Houston Lightning
- Founded: 2009
- Folded: 2010
- League: Southern Indoor Football League
- Team history: Houston Lightning (2010)
- Based in: Houston, Texas
- Arena: Reliant Arena
- Colors: Black, Gold, White
- President: Wilbert Brown
- Head coach: Bryan Blake
- Championships: 0

= Houston Lightning =

The Houston Lightning were an indoor football team which was to begin Southern Indoor Football League play in 2010. Based in Houston, Texas, their home arena was announced as the Reliant Arena.

The Lightning were to be the second indoor/arena team to play in the city of Houston, and the fourth to play in the Greater Houston area. Previously, the city had the Houston Thunderbears (previously known as the Texas Terror) of the Arena Football League from 1996 until 2001. In addition, Greater Houston was previously home to the Texas Copperheads of the National Indoor Football League and later af2 from 2006 until 2008 (in the NIFL, the team was the Katy Copperheads), as well as the Katy Ruff Riders of the Intense Football League from 2007 until the team moved to the Indoor Football League and the city of Abilene after the 2008 season.
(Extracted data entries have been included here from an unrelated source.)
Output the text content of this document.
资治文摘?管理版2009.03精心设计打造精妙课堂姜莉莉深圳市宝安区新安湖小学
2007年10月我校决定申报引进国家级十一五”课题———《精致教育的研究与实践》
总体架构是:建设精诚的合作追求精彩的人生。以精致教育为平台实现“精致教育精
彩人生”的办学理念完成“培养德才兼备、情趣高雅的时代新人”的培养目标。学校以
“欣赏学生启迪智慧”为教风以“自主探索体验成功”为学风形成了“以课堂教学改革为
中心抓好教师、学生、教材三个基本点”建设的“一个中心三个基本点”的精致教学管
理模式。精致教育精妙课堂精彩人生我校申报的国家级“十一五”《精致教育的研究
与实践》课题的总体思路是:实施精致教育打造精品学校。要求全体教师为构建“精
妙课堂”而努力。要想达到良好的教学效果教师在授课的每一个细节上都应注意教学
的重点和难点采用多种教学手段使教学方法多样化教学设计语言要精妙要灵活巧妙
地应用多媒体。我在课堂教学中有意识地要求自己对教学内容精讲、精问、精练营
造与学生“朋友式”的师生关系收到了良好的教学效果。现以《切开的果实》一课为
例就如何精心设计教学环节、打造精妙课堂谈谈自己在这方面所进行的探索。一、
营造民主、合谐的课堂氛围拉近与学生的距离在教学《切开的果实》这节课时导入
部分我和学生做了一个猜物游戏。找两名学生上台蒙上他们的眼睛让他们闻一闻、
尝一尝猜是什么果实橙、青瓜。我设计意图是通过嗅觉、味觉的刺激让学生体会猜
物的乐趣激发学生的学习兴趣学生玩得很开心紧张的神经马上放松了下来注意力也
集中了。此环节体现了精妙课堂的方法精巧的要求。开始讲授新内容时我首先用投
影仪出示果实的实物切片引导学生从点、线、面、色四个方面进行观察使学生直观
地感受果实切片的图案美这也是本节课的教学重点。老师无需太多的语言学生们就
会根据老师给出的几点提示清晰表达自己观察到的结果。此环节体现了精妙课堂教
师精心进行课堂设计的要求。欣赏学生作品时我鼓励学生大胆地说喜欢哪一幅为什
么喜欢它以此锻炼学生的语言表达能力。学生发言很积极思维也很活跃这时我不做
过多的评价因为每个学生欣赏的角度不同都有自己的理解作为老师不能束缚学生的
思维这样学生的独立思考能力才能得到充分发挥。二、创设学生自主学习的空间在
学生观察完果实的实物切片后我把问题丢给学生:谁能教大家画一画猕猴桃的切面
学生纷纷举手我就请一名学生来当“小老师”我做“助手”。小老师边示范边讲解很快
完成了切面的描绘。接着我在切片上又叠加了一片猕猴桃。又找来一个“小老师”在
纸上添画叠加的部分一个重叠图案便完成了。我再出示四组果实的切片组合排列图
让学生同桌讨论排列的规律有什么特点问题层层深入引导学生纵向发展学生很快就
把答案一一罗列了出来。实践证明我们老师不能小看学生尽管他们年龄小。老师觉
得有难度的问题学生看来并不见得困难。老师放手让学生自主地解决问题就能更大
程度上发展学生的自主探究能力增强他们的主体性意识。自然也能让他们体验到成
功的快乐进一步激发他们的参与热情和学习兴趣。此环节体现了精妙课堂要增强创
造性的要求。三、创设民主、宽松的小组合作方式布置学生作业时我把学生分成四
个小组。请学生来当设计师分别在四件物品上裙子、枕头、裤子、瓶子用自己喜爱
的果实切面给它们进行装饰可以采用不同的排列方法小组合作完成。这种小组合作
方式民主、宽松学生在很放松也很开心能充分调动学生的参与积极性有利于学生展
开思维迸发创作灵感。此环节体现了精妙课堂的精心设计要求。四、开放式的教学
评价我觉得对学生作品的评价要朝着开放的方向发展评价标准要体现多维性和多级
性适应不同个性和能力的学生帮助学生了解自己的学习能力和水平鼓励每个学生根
The Lightning's logo is one of the few in American sports to contain a verse from the Bible; the verse cited is Isaiah 40:31: "They that hope in the LORD will renew their strength, they will soar as with eagles' wings; They will run and not grow weary, walk and not grow faint." (NAB)

On March 10, 2010, the Lightning announced that they were suspending operations, claiming that the arena (unnamed in the announcement) had reneged on a lease agreement, and that there wasn't time to find an alternate home.